Occorre aumentare occupazione femminile e fecondità
  I risultati di questi studi suggeriscono che, nella ricerca di politiche efficaci per aumentare la   partecipazione femminile e la fecondità, occorre fare attenzione ad alcuni punti critici.
 a) Innanzitutto è necessario considerare le due decisioni simultaneamente e questo può portare a  preferire certi strumenti di politica rispetto ad altri.    
  b) In secondo luogo è necessario tenere in considerazione tutti i tipi di vincoli e quindi tutte le preferenze delle donne, sia quelle relative al lavoro, sia quelle di dedicarsi alla famiglia.    
  c) Infine, è importante considerare queste decisioni in una prospettiva intertemporale.    
In sintesi, il desiderio di formare una famiglia ed avere dei figli ha sicuramente un effetto positivo per quanto riguarda la disponibilità di fattori produttivi nel futuro e questo non richiede necessariamente il sacrificio di una parte di fattori produttivi presenti (le donne) se supportato da strumenti adeguati di conciliazione tra famiglia e lavoro.

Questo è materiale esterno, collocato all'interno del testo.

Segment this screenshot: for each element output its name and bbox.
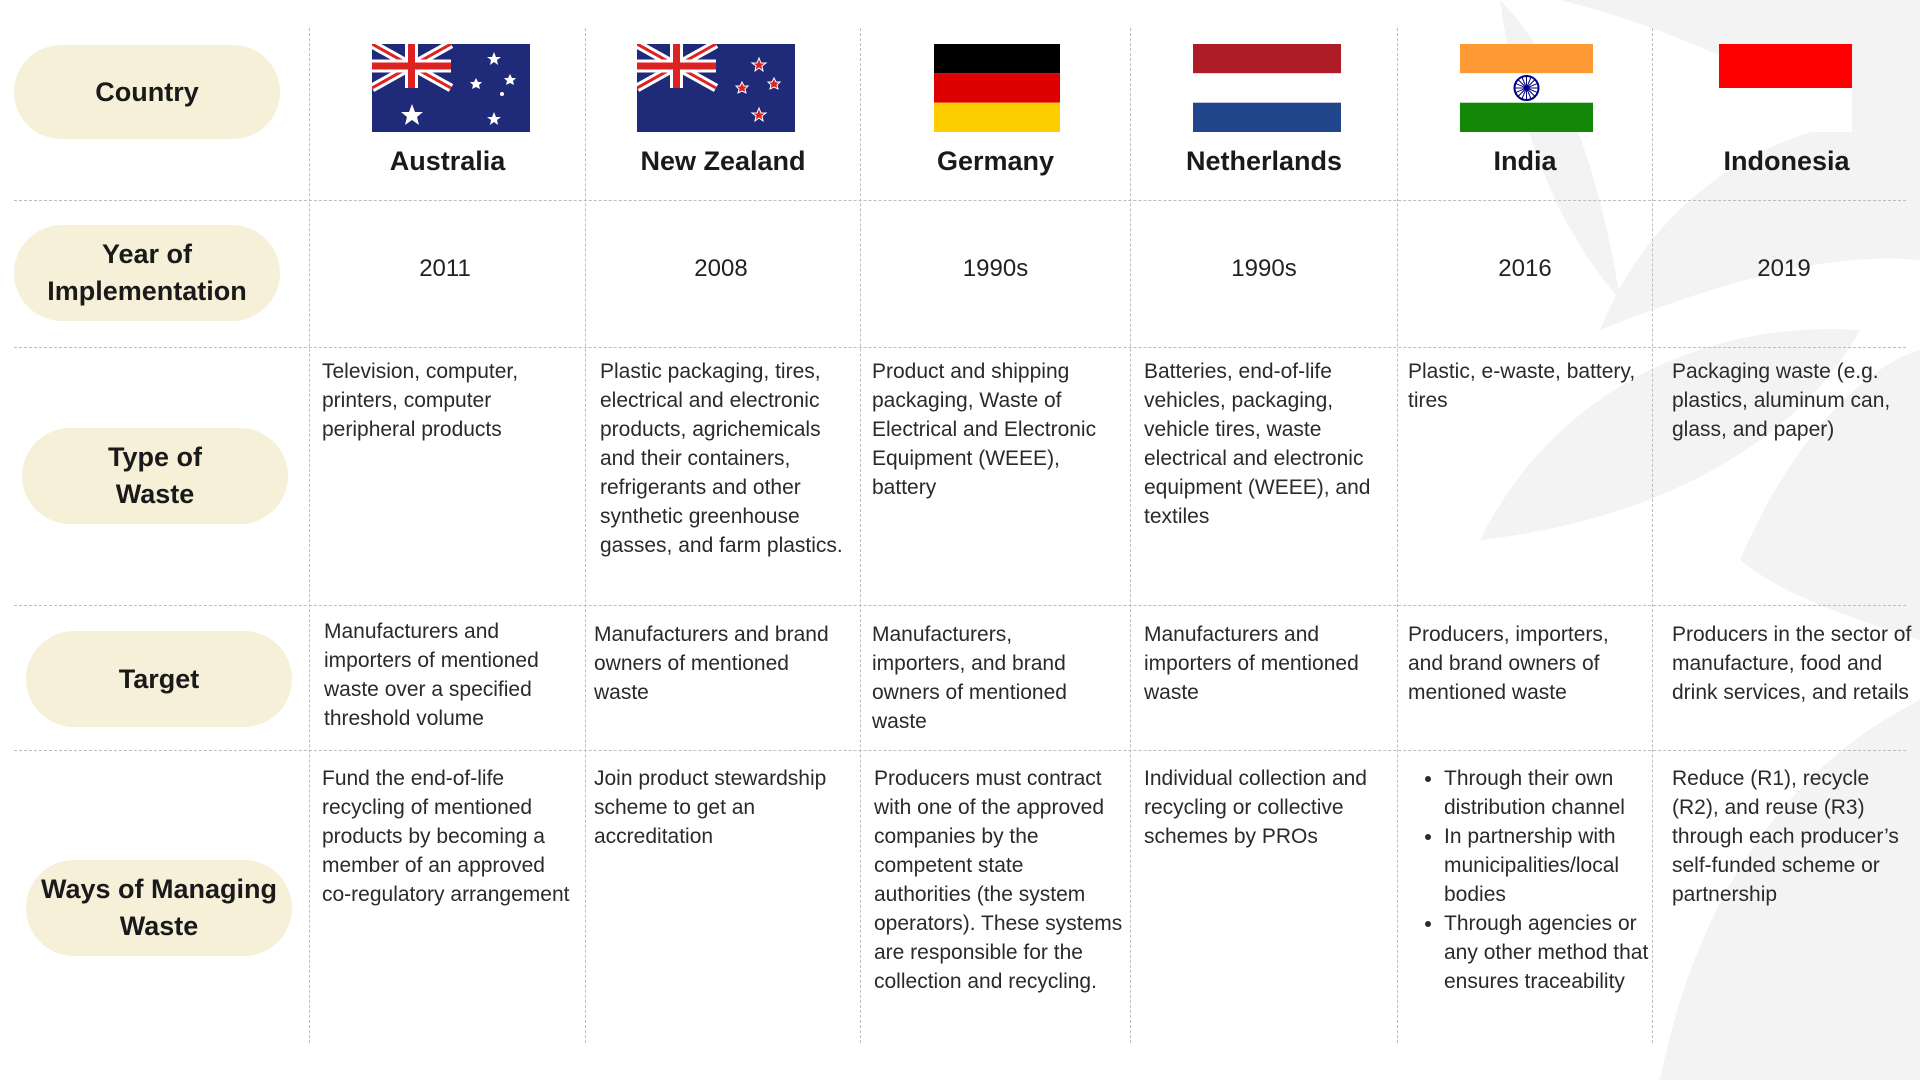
country-name-australia: Australia	[389, 146, 506, 176]
list-item: Through their own distribution channel	[1444, 764, 1656, 822]
country-name-germany: Germany	[936, 146, 1055, 176]
waste-type-germany: Product and shipping packaging, Waste of…	[872, 360, 1097, 499]
list-item: In partnership with municipalities/local…	[1444, 822, 1656, 909]
row-divider	[14, 200, 1906, 201]
column-divider	[1652, 28, 1653, 1043]
year-new-zealand: 2008	[694, 255, 748, 282]
row-label-target-text: Target	[118, 663, 200, 694]
row-label-year-text: Year of Implementation	[47, 236, 247, 310]
column-header-germany: Germany	[861, 28, 1130, 198]
india-flag-icon	[1460, 44, 1593, 132]
indonesia-flag-icon	[1719, 44, 1852, 132]
row-label-ways-line2: Waste	[119, 911, 199, 941]
year-germany: 1990s	[962, 255, 1029, 282]
row-label-type-line2: Waste	[115, 479, 195, 509]
target-germany: Manufacturers, importers, and brand owne…	[872, 623, 1067, 733]
row-label-year-line1: Year of	[101, 239, 193, 269]
row-label-ways-text: Ways of Managing Waste	[41, 871, 277, 945]
row-label-year-line2: Implementation	[47, 276, 247, 306]
column-divider	[1130, 28, 1131, 1043]
row-label-year: Year of Implementation	[14, 225, 280, 321]
country-name-new-zealand: New Zealand	[640, 146, 806, 176]
column-header-netherlands: Netherlands	[1131, 28, 1397, 198]
row-label-ways-of-managing-waste: Ways of Managing Waste	[26, 860, 292, 956]
row-label-type-line1: Type of	[108, 442, 202, 472]
column-divider	[1397, 28, 1398, 1043]
new-zealand-flag-icon	[637, 44, 795, 132]
row-divider	[14, 750, 1906, 751]
column-divider	[585, 28, 586, 1043]
waste-type-australia: Television, computer, printers, computer…	[322, 360, 519, 441]
year-australia: 2011	[419, 255, 471, 282]
ways-indonesia: Reduce (R1), recycle (R2), and reuse (R3…	[1672, 767, 1899, 906]
list-item: Through agencies or any other method tha…	[1444, 909, 1656, 996]
row-label-country-text: Country	[95, 76, 199, 107]
waste-type-new-zealand: Plastic packaging, tires, electrical and…	[600, 360, 843, 557]
target-india: Producers, importers, and brand owners o…	[1408, 623, 1609, 704]
target-indonesia: Producers in the sector of manufacture, …	[1672, 623, 1912, 704]
ways-netherlands: Individual collection and recycling or c…	[1144, 767, 1367, 848]
year-india: 2016	[1498, 255, 1552, 282]
row-label-target: Target	[26, 631, 292, 727]
column-header-new-zealand: New Zealand	[586, 28, 860, 198]
year-netherlands: 1990s	[1231, 255, 1297, 282]
ways-australia: Fund the end-of-life recycling of mentio…	[322, 767, 570, 906]
country-name-india: India	[1493, 146, 1557, 176]
year-indonesia: 2019	[1757, 255, 1811, 282]
row-label-type-of-waste: Type of Waste	[22, 428, 288, 524]
column-header-indonesia: Indonesia	[1653, 28, 1920, 198]
target-netherlands: Manufacturers and importers of mentioned…	[1144, 623, 1359, 704]
column-divider	[309, 28, 310, 1043]
waste-type-netherlands: Batteries, end-of-life vehicles, packagi…	[1144, 360, 1371, 528]
australia-flag-icon	[372, 44, 530, 132]
column-header-india: India	[1398, 28, 1652, 198]
country-name-indonesia: Indonesia	[1723, 146, 1850, 176]
row-divider	[14, 605, 1906, 606]
netherlands-flag-icon	[1193, 44, 1341, 132]
column-divider	[860, 28, 861, 1043]
ways-india: Through their own distribution channel I…	[1408, 764, 1656, 996]
row-label-type-text: Type of Waste	[108, 439, 202, 513]
ways-india-list: Through their own distribution channel I…	[1408, 764, 1656, 996]
waste-type-india: Plastic, e-waste, battery, tires	[1408, 360, 1636, 412]
country-name-netherlands: Netherlands	[1185, 146, 1343, 176]
column-header-australia: Australia	[310, 28, 585, 198]
row-label-ways-line1: Ways of Managing	[40, 874, 277, 904]
germany-flag-icon	[934, 44, 1060, 132]
row-label-country: Country	[14, 45, 280, 139]
ways-germany: Producers must contract with one of the …	[874, 767, 1123, 993]
target-australia: Manufacturers and importers of mentioned…	[324, 620, 539, 730]
target-new-zealand: Manufacturers and brand owners of mentio…	[594, 623, 829, 704]
waste-type-indonesia: Packaging waste (e.g. plastics, aluminum…	[1672, 360, 1891, 441]
row-divider	[14, 347, 1906, 348]
ways-new-zealand: Join product stewardship scheme to get a…	[594, 767, 827, 848]
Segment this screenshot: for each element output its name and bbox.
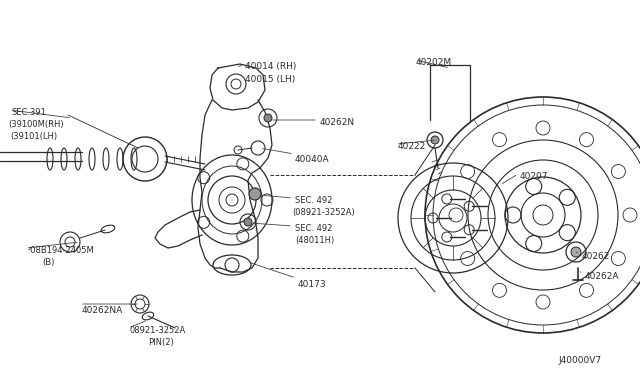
Text: 40202M: 40202M <box>416 58 452 67</box>
Text: (39101(LH): (39101(LH) <box>10 132 57 141</box>
Text: SEC. 492: SEC. 492 <box>295 196 332 205</box>
Text: 08921-3252A: 08921-3252A <box>130 326 186 335</box>
Text: (48011H): (48011H) <box>295 236 334 245</box>
Text: (B): (B) <box>42 258 54 267</box>
Text: 40040A: 40040A <box>295 155 330 164</box>
Circle shape <box>249 188 261 200</box>
Text: (39100M(RH): (39100M(RH) <box>8 120 63 129</box>
Text: 40173: 40173 <box>298 280 326 289</box>
Text: 40262NA: 40262NA <box>82 306 124 315</box>
Circle shape <box>264 114 272 122</box>
Circle shape <box>431 136 439 144</box>
Text: 40262N: 40262N <box>320 118 355 127</box>
Circle shape <box>244 218 252 226</box>
Text: 40262: 40262 <box>582 252 611 261</box>
Text: SEC.391: SEC.391 <box>12 108 47 117</box>
Text: PIN(2): PIN(2) <box>148 338 173 347</box>
Text: 40015 (LH): 40015 (LH) <box>245 75 295 84</box>
Text: 40014 (RH): 40014 (RH) <box>245 62 296 71</box>
Text: ²08B194-2405M: ²08B194-2405M <box>28 246 95 255</box>
Text: 40222: 40222 <box>398 142 426 151</box>
Text: 40207: 40207 <box>520 172 548 181</box>
Circle shape <box>571 247 581 257</box>
Text: J40000V7: J40000V7 <box>558 356 601 365</box>
Text: 40262A: 40262A <box>585 272 620 281</box>
Text: (08921-3252A): (08921-3252A) <box>292 208 355 217</box>
Text: SEC. 492: SEC. 492 <box>295 224 332 233</box>
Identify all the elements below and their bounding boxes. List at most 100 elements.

I nonni sostituiscono asili nido e baby sitter
I legami famigliari intergenerazionali possono aiutare a superare alcuni dei vincoli descritti sopra   sia attraverso trasferimenti di risorse finanziarie, sia attraverso l’offerta dei servizi di custodia dei   bambini. Dall’indagine Istat sulle neo-mamme emerge l’importanza di questo tipo di aiuti per   l’Italia: il 54% delle mamme che lavorano affidano i bambini ai nonni, contro un 22% che li porta   all’asilo nido e un 11% che li affida alle baby sitter. Il fatto che il ricorso ai nonni sia così   ampiamente diffuso dipende sicuramente dalla necessità di una certa relazione di fiducia con le   persone a cui si affidano i figli, ma dipende anche da motivazioni di tipo strettamente economico: i   nonni forniscono un servizio che è generalmente a titolo gratuito e normalmente più flessibile di   quelli forniti dai servizi pubblici o privati.  La presenza dei nonni dovrebbe dunque incentivare sia la partecipazione al mercato del lavoro che   la fecondità, e questo è confermato per l’Italia da alcune recenti indagini [Del Boca 2002a e b;   Chiuri 2000; Bratti 2003] in cui si evidenzia che la disponibilità del supporto famigliare ha un   effetto positivo sia sull’offerta di lavoro che sulla probabilità di avere un figlio.  Oltre a fornire un servizio di custodia dei figli, i legami famigliari possono fornire supporto anche   attraverso aiuti finanziari e, almeno per l’Italia, questa sembra un’ipotesi non tanto remota.   Accanto a questi aspetti che favoriscono partecipazione e fecondità, tuttavia, la presenza dei nonni   può avere un effetto negativo dovuto alla domanda di assistenza nel caso di genitori o parenti   anziani.    

Le trasformazioni della famiglia e le loro conseguenze
Le trasformazioni che stanno interessando la struttura famigliare in questi ultimi decenni (aumento   delle convivenze, matrimoni meno numerosi e più tardivi, aumento delle separazioni e dei divorzi)   hanno conseguenze rilevanti sulla qualità dei fattori produttivi offerti, in particolare sulla   formazione del capitale umano e sulla salute.

Problemi di rendimento scolastico, produttività e salute   
 Diversi studi hanno mostrato che certe tipologie di relazioni all’interno della famiglia (la presenza o   meno di entrambi i genitori naturali, la convivenza tra figli della coppia e figli di uno solo dei   partner, ecc.) hanno effetti negativi sui figli sia in termini di esiti scolastici, che di esiti lavorativi,   che di problemi comportamentali e di salute, soprattutto di natura psicologica.   

Aumento dei costi sociali
Questi fenomeni hanno conseguenze importanti dal punto di vista economico, non solo per quanto   riguarda i costi privati che ricadono sui figli, ma anche per i costi sociali legati a una minor   accumulazione di capitale umano e agli effetti che questa porta con sé per le prospettive di crescita del sistema.